Jazzy Blue Notes Dancing in a Garden of Harmony
Jazzy Blue Notes… was accepted into the companion exhibit of Sacred Threads in 2022.Below is the dedication for this piece.
The exhibit Harmony offered artists across the world a chance to “Harmonize” their thoughts and feelings and come together in an exhibit in our nation’s capital. As we all know, we have had quite a few years recently of not being in harmony. We may not totally agree with each other, we may not “harmonize” over everything, but hopefully we can learn to appreciate each other’s cultures more, work WITH each other and help our noble experiment of a democratic nation prosper, grow, improve, and not fail.

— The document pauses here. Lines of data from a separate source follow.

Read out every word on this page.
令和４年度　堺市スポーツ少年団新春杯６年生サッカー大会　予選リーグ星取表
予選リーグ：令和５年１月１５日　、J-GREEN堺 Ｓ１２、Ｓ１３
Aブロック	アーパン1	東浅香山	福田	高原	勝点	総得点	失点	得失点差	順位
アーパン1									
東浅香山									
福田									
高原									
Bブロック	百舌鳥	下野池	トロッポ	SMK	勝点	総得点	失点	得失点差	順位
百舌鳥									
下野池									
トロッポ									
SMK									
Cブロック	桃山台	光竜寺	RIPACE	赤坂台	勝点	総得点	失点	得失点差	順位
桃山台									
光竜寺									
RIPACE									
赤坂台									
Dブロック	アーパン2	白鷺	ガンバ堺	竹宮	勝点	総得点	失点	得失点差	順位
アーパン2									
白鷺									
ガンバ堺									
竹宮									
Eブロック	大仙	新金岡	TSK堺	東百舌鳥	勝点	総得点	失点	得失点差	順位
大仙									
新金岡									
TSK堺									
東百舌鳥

This piece evolved over time. I wanted a happy piece, dynamic and full of energy. The foundation pieced triangles began to dance across and around the piece. To me, the word harmony has great references to music. The blue triangles became blue notes of jazz, and thus the title. There are a lot of floral prints used in the piece, and I create a lot of “garden quilts”, so it also made sense to see this harmonic pink and blue partnership in a garden – dancing harmoniously with each other. It is a quilt which states – “dance with each other – enjoy each other”.

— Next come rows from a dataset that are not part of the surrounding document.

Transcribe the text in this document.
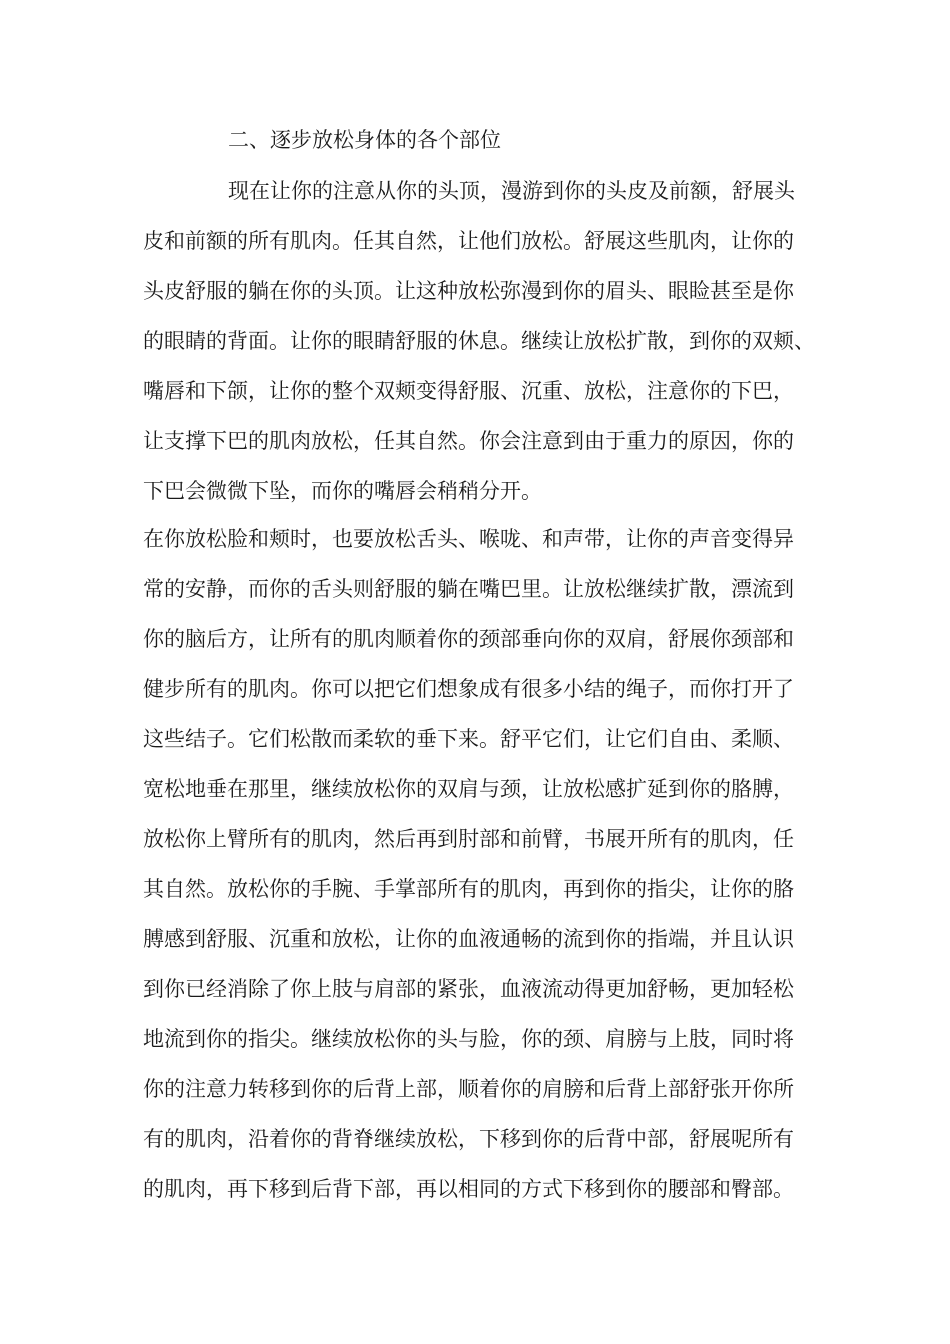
二、逐步放松身体的各个部位
现在让你的注意从你的头顶，漫游到你的头皮及前额，舒展头
皮和前额的所有肌肉。任其自然，让他们放松。舒展这些肌肉，让你的
头皮舒服的躺在你的头顶。让这种放松弥漫到你的眉头、眼睑甚至是你
的眼睛的背面。让你的眼睛舒服的休息。继续让放松扩散，到你的双颊、
嘴唇和下颌，让你的整个双颊变得舒服、沉重、放松，注意你的下巴，
让支撑下巴的肌肉放松，任其自然。你会注意到由于重力的原因，你的
下巴会微微下坠，而你的嘴唇会稍稍分开。
在你放松脸和颊时，也要放松舌头、喉咙、和声带，让你的声音变得异
常的安静，而你的舌头则舒服的躺在嘴巴里。让放松继续扩散，漂流到
你的脑后方，让所有的肌肉顺着你的颈部垂向你的双肩，舒展你颈部和
健步所有的肌肉。你可以把它们想象成有很多小结的绳子，而你打开了
这些结子。它们松散而柔软的垂下来。舒平它们，让它们自由、柔顺、
宽松地垂在那里，继续放松你的双肩与颈，让放松感扩延到你的胳膊，
放松你上臂所有的肌肉，然后再到肘部和前臂，书展开所有的肌肉，任
其自然。放松你的手腕、手掌部所有的肌肉，再到你的指尖，让你的胳
膊感到舒服、沉重和放松，让你的血液通畅的流到你的指端，并且认识
到你已经消除了你上肢与肩部的紧张，血液流动得更加舒畅，更加轻松
地流到你的指尖。继续放松你的头与脸，你的颈、肩膀与上肢，同时将
你的注意力转移到你的后背上部，顺着你的肩膀和后背上部舒张开你所
有的肌肉，沿着你的背脊继续放松，下移到你的后背中部，舒展呢所有
的肌肉，再下移到后背下部，再以相同的方式下移到你的腰部和臀部。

The artist:My high “fiber” diet consists of beautiful cotton fabrics and different weights of sewing thread. I grew up in Urbana, Illinois, the child of two artist parents. From a very early age I found cloth, thread and needle the best way for me to work creatively. The credit for loving fabric, and the ease with which I work with it, goes to my Lithuanian great grandparents who were an itinerant tailor and seamstress who took their family from wealthy Russian house to wealthy Russian house sewing the clothes for the families. When Czar Nicholas was going to conscript my great grandfather into the Russian Army, he said, “the Czar is not my ruler”, and was able to come to the United States. The rest of the family, including my grandmother, followed about four years later.

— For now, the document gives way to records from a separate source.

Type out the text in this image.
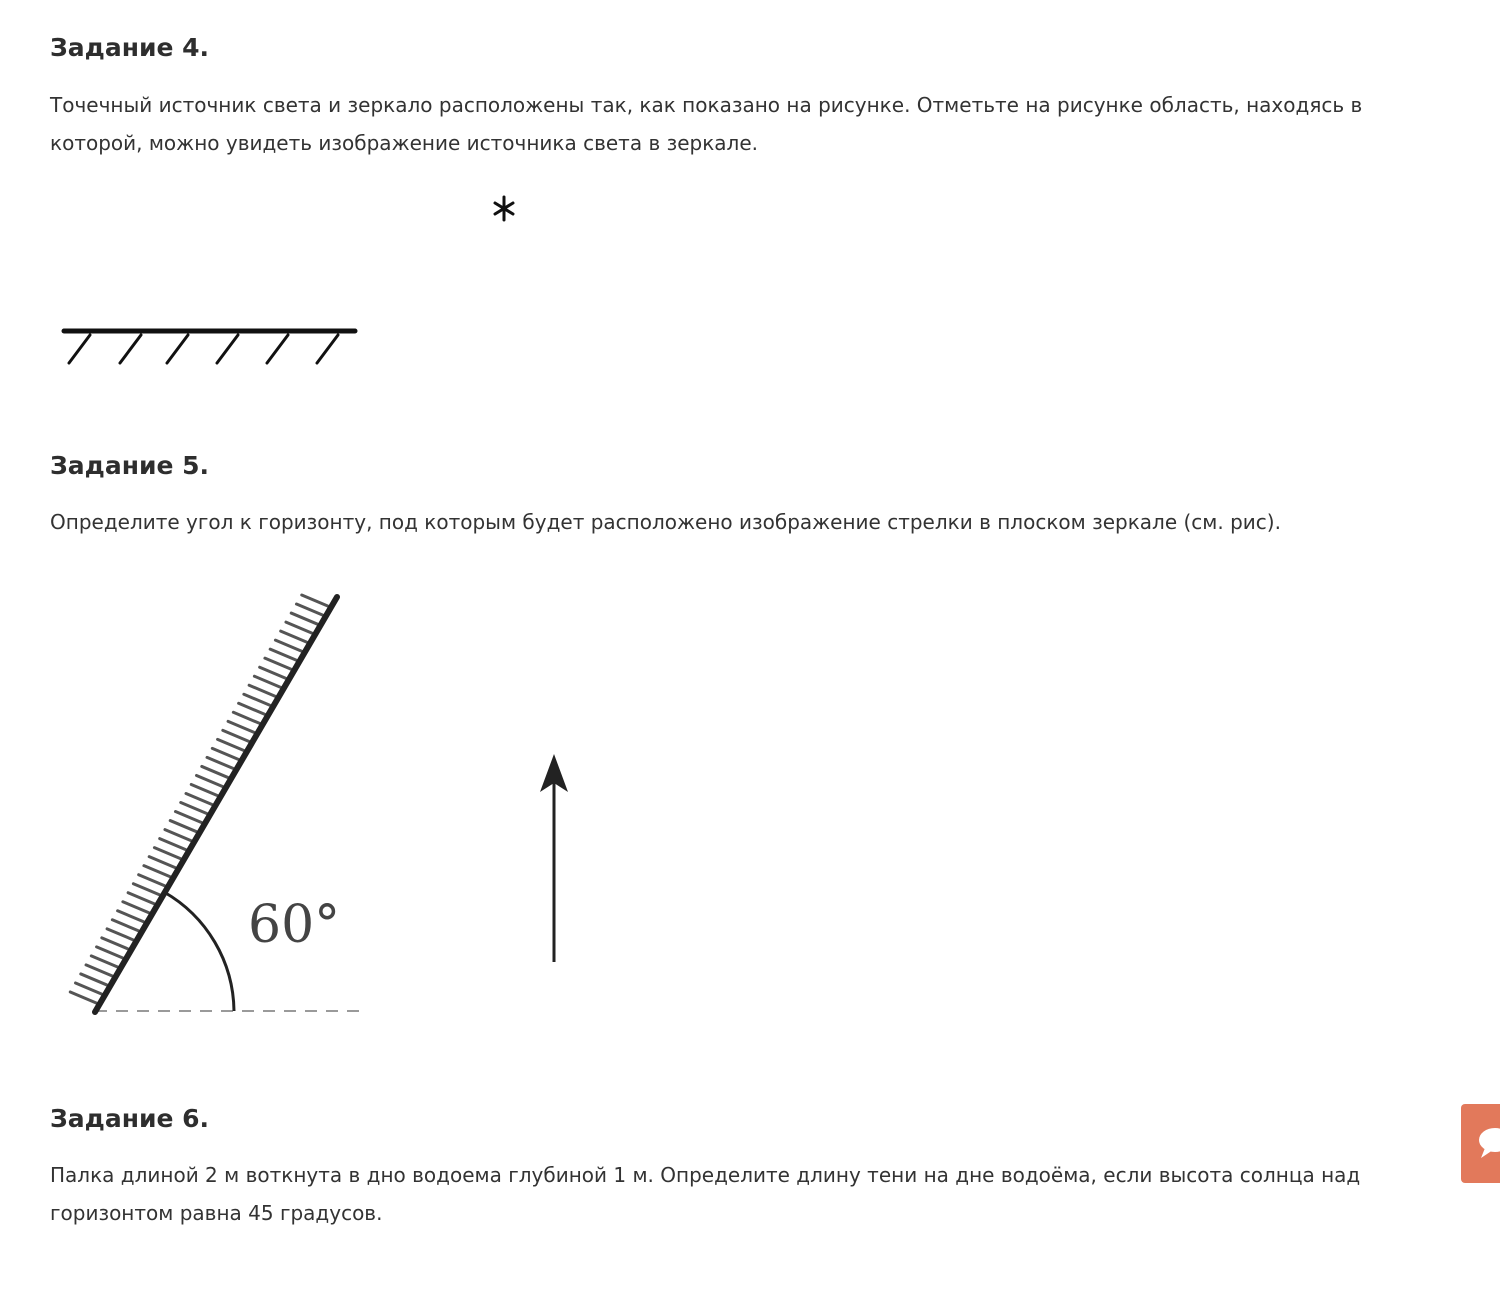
Задание 4.

Точечный источник света и зеркало расположены так, как показано на рисунке. Отметьте на рисунке область, находясь в которой, можно увидеть изображение источника света в зеркале.

Задание 5.

Определите угол к горизонту, под которым будет расположено изображение стрелки в плоском зеркале (см. рис).

60°
Задание 6.

Палка длиной 2 м воткнута в дно водоема глубиной 1 м. Определите длину тени на дне водоёма, если высота солнца над горизонтом равна 45 градусов.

I love working with lots of color in a monochromatic format that is then often placed with another group of monochromatic fabrics. The mixing of so much color comes from looking at the Impressionist paintings at the Art Institute of Chicago, (which we visited many, many times throughout my childhood). My artwork is a partnership between the fabric, thread, and myself to create art quilts which are built on the traditions of quilt creation, but which also enrich and extend those traditions to make modern, contemporary artistic statements.